Joker puts a mirror to our own inadequacies, and this is what makes it unique. I think people don’t normally accept this, but life is extremely awkward, interactions don’t go well and we dwell on them long after, we don’t intervene in conflicts when we should, people misunderstand our intentions, there are huge glaring gulfs in personality between people who mean well, but don’t quite know how to help each other out, we speak to ourselves constantly (if not vocally, then in our minds),.
It is no measure of health to be well adjusted to a profoundly sick society.- Jiddu Krishnamurti
I saw this quotation in the comments section of a Youtube review by Russell Brand. It got me thinking, if only you accept the premise that society is ‘profoundly sick’ this would be piercing truth. I believe that as a race, we probably are sick, living in cities in such close proximity, fighting for our livings in jobs we don’t like, having no coherent philosophy but nihilism, engaging in unhealthy romances, lascivious conquests, unwanted pregnancies, laziness, alcoholism, political bigotry on both sides, drug abuse, gang culture, gaming addiction, gambling, social media obsession, coveting other lives, over-consumption of food and resources, environmental destruction to name a handful.
We forget that we only just came down from the trees. We are animals after all, we aren’t evolved to be these superintelligent beings cohabiting in a globalist, well-resourced, democratic, high-tech world. We are evolved to fight and copulate.
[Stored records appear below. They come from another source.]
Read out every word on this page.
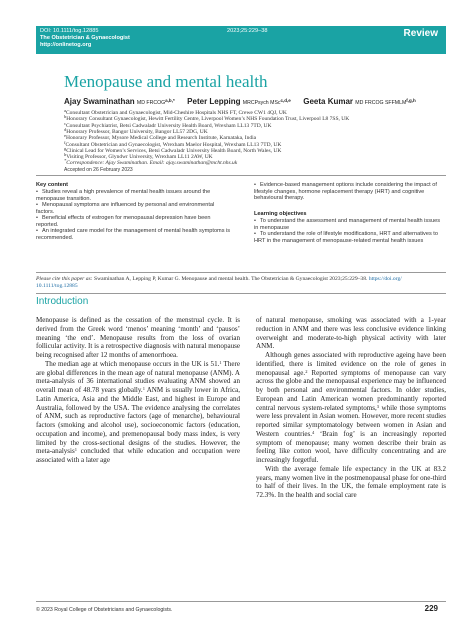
DOI: 10.1111/tog.12885
The Obstetrician & Gynaecologist
http://onlinetog.org
2023;25:229–38	Review
Menopause and mental health
Ajay Swaminathan MD $FRCOG^{a,b,*}$ Peter Lepping MRCPsych MSc$^{c,d,e}$ Geeta Kumar MD FRCOG SFFMLM$^{f,g,h}$
$^a$Consultant Obstetrician and Gynaecologist, Mid-Cheshire Hospitals NHS FT, Crewe CW1 4QJ, UK
$^b$Honorary Consultant Gynaecologist, Hewitt Fertility Centre, Liverpool Women’s NHS Foundation Trust, Liverpool L8 7SS, UK
$^c$Consultant Psychiatrist, Betsi Cadwaladr University Health Board, Wrexham LL13 7TD, UK
$^d$Honorary Professor, Bangor University, Bangor LL57 2DG, UK
$^e$Honorary Professor, Mysore Medical College and Research Institute, Karnataka, India
$^f$Consultant Obstetrician and Gynaecologist, Wrexham Maelor Hospital, Wrexham LL13 7TD, UK
$^g$Clinical Lead for Women’s Services, Betsi Cadwaladr University Health Board, North Wales, UK
$^h$Visiting Professor, Glyndwr University, Wrexham LL11 2AW, UK
*Correspondence: Ajay Swaminathan. Email: ajay.swaminathan@mcht.nhs.uk
Accepted on 26 February 2023
Key content
• Studies reveal a high prevalence of mental health issues around the menopause transition.
• Menopausal symptoms are influenced by personal and environmental factors.
• Beneficial effects of estrogen for menopausal depression have been reported.
• An integrated care model for the management of mental health symptoms is recommended.
• Evidence-based management options include considering the impact of lifestyle changes, hormone replacement therapy (HRT) and cognitive behavioural therapy.
Learning objectives
• To understand the assessment and management of mental health issues in menopause
• To understand the role of lifestyle modifications, HRT and alternatives to HRT in the management of menopause-related mental health issues
Please cite this paper as: Swaminathan A, Lepping P, Kumar G. Menopause and mental health. The Obstetrician & Gynaecologist 2023;25:229–38. https://doi.org/
10.1111/tog.12885
Introduction

Menopause is defined as the cessation of the menstrual cycle. It is derived from the Greek word ‘menos’ meaning ‘month’ and ‘pausos’ meaning ‘the end’. Menopause results from the loss of ovarian follicular activity. It is a retrospective diagnosis with natural menopause being recognised after 12 months of amenorrhoea.

The median age at which menopause occurs in the UK is 51.$^1$ There are global differences in the mean age of natural menopause (ANM). A meta-analysis of 36 international studies evaluating ANM showed an overall mean of 48.78 years globally.$^1$ ANM is usually lower in Africa, Latin America, Asia and the Middle East, and highest in Europe and Australia, followed by the USA. The evidence analysing the correlates of ANM, such as reproductive factors (age of menarche), behavioural factors (smoking and alcohol use), socioeconomic factors (education, occupation and income), and premenopausal body mass index, is very limited by the cross-sectional designs of the studies. However, the meta-analysis$^1$ concluded that while education and occupation were associated with a later age

of natural menopause, smoking was associated with a 1-year reduction in ANM and there was less conclusive evidence linking overweight and moderate-to-high physical activity with later ANM.

Although genes associated with reproductive ageing have been identified, there is limited evidence on the role of genes in menopausal age.$^2$ Reported symptoms of menopause can vary across the globe and the menopausal experience may be influenced by both personal and environmental factors. In older studies, European and Latin American women predominantly reported central nervous system-related symptoms,$^3$ while those symptoms were less prevalent in Asian women. However, more recent studies reported similar symptomatology between women in Asian and Western countries.$^4$ ‘Brain fog’ is an increasingly reported symptom of menopause; many women describe their brain as feeling like cotton wool, have difficulty concentrating and are increasingly forgetful.

With the average female life expectancy in the UK at 83.2 years, many women live in the postmenopausal phase for one-third to half of their lives. In the UK, the female employment rate is 72.3%. In the health and social care

© 2023 Royal College of Obstetricians and Gynaecologists.	229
And due to language and the mysteries of psychology, we have learned to achieve these ends in infinitely complex ways, and to varying degrees of success.
If we accept that society is sick, like our Jiddu tells us, then we must concede that at the most our lives are disingenuous and delusional, normal and popular is not good. Normal is dull. People like the Joker therefore should not be pariahs, they are in a way, normal, precisely because there is ‘no normal.’
You empathise with this guy throughout most of the film. There are two great scenes with his mother, one where he is washing her in the bath, another when he insists they dance together (most great screenplays have a dance in them). He is at first a good man, crippled by mental illness and an extremely unfortunate condition that causes him to laugh uncontrollably, usually at things that are not remotely funny. A crucial development happens early in the film when his medication is taken off him, which to an unknown extent paves the way for acts of astounding violence. Violence so bad that at one point, I gasped and 15 seconds later my friend had to tell me that my hands were in the air, arms on the back of my head, obstructing the view of those behind me.
Could you imagine life going so badly for you, having been so mistreated by society, so resentful, so stifled by the world that you decide to make a name for yourself in the easiest method possible? What the Joker makes you realise is that, though it is uncomfortable, you can. For a lot of people, this is a reality. They have no positive identity, so like Joker, they make one. They never had the ability or the chance to achieve anything and, fed up of being nothing but fodder for society, one day decide not to be any longer. In the modern world, in a place like America anyway, there is one sure-fire way of making a name for yourself. All you need is a gun. Thanks be to the Lord, this only happens very rarely.
Anyway, the film had me from start to finish, the set pieces, the aesthetics, the acting; all absolutely perfect. A must, must watch.
You might not agree with my ideas, but you’ll certainly take something from Joker. It’s guaranteed to get you thinking and talking. And if a movie achieves that, it’s done a pretty good job.